Tutorial: Flexibility and Modularity

Working with configurations and inputs/hiddens/params hooks! Modularity is key to OpenDeep.

This tutorial builds on the Denoising Autoencoder built from Tutorial: Your First Model (DAE).

Our naïve implementation of the denoising autoencoder works great for personal use on the MNIST dataset, but it isn't very practical to have a model for one dataset. In this tutorial, you will see how to make a model flexible via configurations, and to deal with hooks for linking models together.

Configurations and defaults

With OpenDeep, it is good practice to be able to pass model hyperparameters to the class in a few ways:

  • a JSON file that will be parsed into a dictionary
  • a YAML file that will be parsed into a dictionary
  • a dictionary-like object directly (which means it has a .get() method)

It would also be good to have a "default" configuration with the ability to override via a "config", or via parameters directly passed into the model.

Luckily there is some code to make this really easy! The __init__ method of the Model class handles parsing the "default" and "config" dictionaries as well as the explicitly passed parameters into one variable - self.args. You can access any configuration parameters from this variable as well as directly from the self reference.
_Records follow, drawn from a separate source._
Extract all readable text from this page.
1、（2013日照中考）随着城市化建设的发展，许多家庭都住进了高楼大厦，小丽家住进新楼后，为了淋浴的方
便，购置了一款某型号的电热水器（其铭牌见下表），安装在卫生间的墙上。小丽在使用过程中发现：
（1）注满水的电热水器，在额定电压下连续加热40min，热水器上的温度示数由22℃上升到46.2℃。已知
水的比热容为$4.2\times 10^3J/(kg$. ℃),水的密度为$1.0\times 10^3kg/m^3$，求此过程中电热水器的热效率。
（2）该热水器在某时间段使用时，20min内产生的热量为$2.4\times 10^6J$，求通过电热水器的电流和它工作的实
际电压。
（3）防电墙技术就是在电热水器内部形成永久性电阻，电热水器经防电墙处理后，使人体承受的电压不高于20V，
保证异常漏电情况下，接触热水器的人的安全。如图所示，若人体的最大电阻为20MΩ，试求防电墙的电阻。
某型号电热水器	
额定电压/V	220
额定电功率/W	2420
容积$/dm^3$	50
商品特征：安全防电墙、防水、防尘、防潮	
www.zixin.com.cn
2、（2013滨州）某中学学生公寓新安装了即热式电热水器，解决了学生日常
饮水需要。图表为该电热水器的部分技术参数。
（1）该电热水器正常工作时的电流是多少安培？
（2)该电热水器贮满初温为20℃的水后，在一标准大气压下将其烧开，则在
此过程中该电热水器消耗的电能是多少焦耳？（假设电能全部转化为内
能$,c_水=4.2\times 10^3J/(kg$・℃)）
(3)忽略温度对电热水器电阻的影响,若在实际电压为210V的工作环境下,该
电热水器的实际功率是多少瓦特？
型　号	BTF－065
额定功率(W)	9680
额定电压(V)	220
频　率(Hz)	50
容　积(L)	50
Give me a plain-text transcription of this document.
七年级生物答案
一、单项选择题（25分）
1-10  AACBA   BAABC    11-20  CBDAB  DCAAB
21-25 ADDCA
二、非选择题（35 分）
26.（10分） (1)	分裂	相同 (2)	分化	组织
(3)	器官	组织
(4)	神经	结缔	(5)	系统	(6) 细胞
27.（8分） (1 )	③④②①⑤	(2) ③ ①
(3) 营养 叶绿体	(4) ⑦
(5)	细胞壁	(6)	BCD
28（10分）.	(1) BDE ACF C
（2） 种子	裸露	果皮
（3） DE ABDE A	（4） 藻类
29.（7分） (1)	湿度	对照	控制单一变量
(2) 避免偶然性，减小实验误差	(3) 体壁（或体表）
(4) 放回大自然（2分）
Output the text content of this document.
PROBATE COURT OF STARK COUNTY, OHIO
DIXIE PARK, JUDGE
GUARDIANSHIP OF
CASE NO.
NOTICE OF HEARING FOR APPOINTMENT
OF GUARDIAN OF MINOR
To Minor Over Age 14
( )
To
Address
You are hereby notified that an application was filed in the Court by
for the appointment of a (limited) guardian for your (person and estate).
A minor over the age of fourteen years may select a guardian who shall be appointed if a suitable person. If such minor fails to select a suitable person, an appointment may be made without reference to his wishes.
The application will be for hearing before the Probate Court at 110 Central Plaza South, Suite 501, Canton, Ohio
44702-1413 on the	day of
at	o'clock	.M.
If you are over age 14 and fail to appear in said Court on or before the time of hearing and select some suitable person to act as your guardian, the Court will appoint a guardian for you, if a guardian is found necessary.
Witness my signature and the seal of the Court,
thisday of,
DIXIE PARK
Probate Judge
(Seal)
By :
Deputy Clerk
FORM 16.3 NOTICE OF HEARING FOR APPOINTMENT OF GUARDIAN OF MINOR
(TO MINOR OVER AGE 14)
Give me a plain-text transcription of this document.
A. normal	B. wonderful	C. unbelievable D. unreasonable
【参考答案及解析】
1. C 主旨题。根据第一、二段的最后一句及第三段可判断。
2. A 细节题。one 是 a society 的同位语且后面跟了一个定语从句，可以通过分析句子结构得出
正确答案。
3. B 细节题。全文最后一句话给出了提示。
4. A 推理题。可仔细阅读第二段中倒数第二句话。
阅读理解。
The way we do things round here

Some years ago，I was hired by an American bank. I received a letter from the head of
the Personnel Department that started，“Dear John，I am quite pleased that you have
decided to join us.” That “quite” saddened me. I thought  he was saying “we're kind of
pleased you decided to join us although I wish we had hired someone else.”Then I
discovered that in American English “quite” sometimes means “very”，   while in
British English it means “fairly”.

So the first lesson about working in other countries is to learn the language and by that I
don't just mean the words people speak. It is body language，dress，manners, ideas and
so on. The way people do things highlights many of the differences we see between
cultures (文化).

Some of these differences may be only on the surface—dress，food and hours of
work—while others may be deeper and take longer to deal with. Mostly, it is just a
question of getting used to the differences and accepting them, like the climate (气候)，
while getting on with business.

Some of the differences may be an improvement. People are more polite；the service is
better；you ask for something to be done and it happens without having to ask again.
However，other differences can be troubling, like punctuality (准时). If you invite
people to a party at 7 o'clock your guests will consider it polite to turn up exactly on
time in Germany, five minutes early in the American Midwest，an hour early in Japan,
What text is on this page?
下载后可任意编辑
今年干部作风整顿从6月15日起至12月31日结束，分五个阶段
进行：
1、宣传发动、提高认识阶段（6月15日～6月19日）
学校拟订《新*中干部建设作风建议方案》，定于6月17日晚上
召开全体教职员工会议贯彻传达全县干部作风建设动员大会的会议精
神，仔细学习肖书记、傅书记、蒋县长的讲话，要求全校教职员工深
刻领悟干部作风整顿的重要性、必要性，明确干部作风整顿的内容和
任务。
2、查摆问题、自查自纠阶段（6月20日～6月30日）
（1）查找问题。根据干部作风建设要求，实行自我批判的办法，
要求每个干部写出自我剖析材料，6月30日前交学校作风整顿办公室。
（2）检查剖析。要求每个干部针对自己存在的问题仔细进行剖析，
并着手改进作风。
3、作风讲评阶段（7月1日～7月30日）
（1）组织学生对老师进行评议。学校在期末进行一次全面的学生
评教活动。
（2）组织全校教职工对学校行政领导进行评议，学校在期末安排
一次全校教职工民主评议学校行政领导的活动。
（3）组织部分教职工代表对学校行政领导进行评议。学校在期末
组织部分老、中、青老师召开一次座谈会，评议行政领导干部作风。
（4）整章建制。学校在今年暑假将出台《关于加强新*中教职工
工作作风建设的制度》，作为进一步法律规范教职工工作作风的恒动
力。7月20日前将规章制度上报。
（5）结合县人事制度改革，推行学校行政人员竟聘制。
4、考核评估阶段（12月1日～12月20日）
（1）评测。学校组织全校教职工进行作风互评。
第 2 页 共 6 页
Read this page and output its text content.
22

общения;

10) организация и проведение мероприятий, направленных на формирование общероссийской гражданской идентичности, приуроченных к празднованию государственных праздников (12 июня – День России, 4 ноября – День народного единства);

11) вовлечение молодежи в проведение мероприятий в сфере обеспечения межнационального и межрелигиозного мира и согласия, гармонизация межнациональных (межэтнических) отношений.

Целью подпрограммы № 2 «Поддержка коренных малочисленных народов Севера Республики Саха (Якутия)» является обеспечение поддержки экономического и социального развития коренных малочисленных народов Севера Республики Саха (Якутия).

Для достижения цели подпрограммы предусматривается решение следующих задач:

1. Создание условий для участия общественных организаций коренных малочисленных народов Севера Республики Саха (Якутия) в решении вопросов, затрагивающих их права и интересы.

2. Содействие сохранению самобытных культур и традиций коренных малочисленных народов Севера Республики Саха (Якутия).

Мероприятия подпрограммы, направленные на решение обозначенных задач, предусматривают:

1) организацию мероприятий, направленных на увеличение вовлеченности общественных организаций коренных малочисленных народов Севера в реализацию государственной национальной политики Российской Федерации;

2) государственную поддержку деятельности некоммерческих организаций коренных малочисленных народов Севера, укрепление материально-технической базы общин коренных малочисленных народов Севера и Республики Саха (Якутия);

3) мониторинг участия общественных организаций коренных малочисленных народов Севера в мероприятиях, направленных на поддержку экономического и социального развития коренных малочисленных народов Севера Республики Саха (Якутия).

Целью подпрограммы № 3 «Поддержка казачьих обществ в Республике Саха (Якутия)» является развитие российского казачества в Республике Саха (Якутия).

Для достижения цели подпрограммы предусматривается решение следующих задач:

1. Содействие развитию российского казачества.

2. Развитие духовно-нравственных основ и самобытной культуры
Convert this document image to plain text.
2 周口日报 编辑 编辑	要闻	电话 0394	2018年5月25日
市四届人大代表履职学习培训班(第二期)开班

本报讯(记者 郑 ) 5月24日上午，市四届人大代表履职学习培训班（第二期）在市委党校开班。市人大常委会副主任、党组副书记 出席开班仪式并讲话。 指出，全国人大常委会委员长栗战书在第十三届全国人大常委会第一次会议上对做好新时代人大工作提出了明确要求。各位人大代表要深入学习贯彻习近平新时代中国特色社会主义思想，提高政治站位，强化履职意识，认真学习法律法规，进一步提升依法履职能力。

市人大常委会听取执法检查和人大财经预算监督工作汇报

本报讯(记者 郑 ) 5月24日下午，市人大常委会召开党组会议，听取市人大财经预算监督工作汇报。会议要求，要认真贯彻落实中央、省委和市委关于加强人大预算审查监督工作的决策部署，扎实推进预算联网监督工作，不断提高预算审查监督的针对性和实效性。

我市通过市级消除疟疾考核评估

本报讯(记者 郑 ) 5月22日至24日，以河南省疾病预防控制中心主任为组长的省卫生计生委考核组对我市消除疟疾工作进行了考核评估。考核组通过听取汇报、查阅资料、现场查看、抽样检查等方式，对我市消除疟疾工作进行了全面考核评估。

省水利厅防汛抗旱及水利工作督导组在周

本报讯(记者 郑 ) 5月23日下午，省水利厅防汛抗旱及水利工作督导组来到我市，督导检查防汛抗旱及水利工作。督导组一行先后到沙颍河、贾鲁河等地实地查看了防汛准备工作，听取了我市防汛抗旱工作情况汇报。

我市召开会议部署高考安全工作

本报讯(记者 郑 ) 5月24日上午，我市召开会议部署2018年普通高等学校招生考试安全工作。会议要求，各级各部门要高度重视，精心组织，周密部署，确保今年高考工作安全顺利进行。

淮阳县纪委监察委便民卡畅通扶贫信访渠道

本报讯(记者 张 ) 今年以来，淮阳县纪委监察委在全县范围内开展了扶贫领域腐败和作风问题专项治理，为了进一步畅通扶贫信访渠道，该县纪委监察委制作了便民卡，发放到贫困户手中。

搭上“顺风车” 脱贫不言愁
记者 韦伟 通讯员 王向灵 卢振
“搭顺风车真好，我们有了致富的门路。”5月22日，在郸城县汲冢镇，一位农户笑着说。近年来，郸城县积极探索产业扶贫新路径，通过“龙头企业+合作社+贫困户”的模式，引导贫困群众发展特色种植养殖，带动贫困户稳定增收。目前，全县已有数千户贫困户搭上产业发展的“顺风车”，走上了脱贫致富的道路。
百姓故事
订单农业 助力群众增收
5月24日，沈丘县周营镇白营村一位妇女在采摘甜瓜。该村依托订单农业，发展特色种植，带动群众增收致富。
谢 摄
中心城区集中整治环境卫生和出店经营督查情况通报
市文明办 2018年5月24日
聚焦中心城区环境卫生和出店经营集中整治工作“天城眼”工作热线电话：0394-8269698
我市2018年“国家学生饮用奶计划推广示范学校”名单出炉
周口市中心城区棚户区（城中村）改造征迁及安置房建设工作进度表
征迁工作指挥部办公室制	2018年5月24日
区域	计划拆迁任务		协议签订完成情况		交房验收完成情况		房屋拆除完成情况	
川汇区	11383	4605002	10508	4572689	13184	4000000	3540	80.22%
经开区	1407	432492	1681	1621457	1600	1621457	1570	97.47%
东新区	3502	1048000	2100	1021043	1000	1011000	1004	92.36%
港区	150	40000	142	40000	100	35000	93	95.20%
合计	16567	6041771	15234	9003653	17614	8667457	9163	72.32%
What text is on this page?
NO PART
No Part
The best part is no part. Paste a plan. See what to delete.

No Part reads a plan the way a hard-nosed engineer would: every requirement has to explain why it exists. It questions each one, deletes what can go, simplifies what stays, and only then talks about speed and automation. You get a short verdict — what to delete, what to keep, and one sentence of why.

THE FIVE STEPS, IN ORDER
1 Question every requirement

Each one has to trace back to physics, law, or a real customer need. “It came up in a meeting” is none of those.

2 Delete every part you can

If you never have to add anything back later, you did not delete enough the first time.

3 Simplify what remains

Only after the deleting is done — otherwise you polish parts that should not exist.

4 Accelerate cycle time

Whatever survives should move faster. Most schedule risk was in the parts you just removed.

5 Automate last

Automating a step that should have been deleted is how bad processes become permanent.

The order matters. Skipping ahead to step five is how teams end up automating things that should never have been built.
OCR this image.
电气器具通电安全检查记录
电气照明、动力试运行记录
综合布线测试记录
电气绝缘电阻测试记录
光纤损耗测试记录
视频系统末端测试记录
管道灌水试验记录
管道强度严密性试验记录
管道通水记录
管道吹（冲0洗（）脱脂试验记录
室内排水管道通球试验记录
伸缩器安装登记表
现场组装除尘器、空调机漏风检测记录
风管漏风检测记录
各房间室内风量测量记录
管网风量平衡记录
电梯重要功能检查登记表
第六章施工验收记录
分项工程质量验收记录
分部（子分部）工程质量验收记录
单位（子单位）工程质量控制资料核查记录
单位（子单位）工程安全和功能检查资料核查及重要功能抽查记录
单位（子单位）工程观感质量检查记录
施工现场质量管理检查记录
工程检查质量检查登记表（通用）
Here is an example modifying our class's __init__ from before to handle configurations of hyperparameters:

import theano.tensor as T
from opendeep.models.model import Model
from opendeep.utils.nnet import get_weights_uniform, get_bias
from opendeep.utils.noise import salt_and_pepper
from opendeep.utils.activation import get_activation_function
from opendeep.utils.cost import get_cost_function

# create our class initialization!
class DenoisingAutoencoder(Model):
    """
    A denoising autoencoder will corrupt an input (add noise) and try to reconstruct it.
    """
    # Best practice to define all the default parameters up here
    # Provide comments when giving parameters so people know what they are for!
    _defaults = {
        "input_size": 28*28, # dimensionality of input - works for MNIST
        "hidden_size": 1000, # number of hidden units
        "corruption_level": 0.4, # how much noise to add to the input
        "hidden_activation": 'tanh', # the nonlinearity to apply to hidden units
        "visible_activation": 'sigmoid', # the nonlinearity to apply to visible units
        "cost_function": 'binary_crossentropy' # the cost function to use during training
    }
    def __init__(self, config=None, defaults=_defaults, input_size=None, hidden_size=None, corruption_level=None, hidden_activation=None, visible_activation=None, cost_function=None):
        # Now, initialize with Model class with all of the initialization variables passed to the denoising autoencoder, except for the self reference.
        # The parameters will be combined by overriding each other in this order:
        # defaults < config < explicitly passed parameters
        super(DenoisingAutoencoder, self).__init__(
            **{arg: val for (arg, val) in locals().iteritems() if arg is not 'self'}
        )
        # These parameters are now accessible from the 'self.args' dictionary, as well as directly accessing from the 'self' reference!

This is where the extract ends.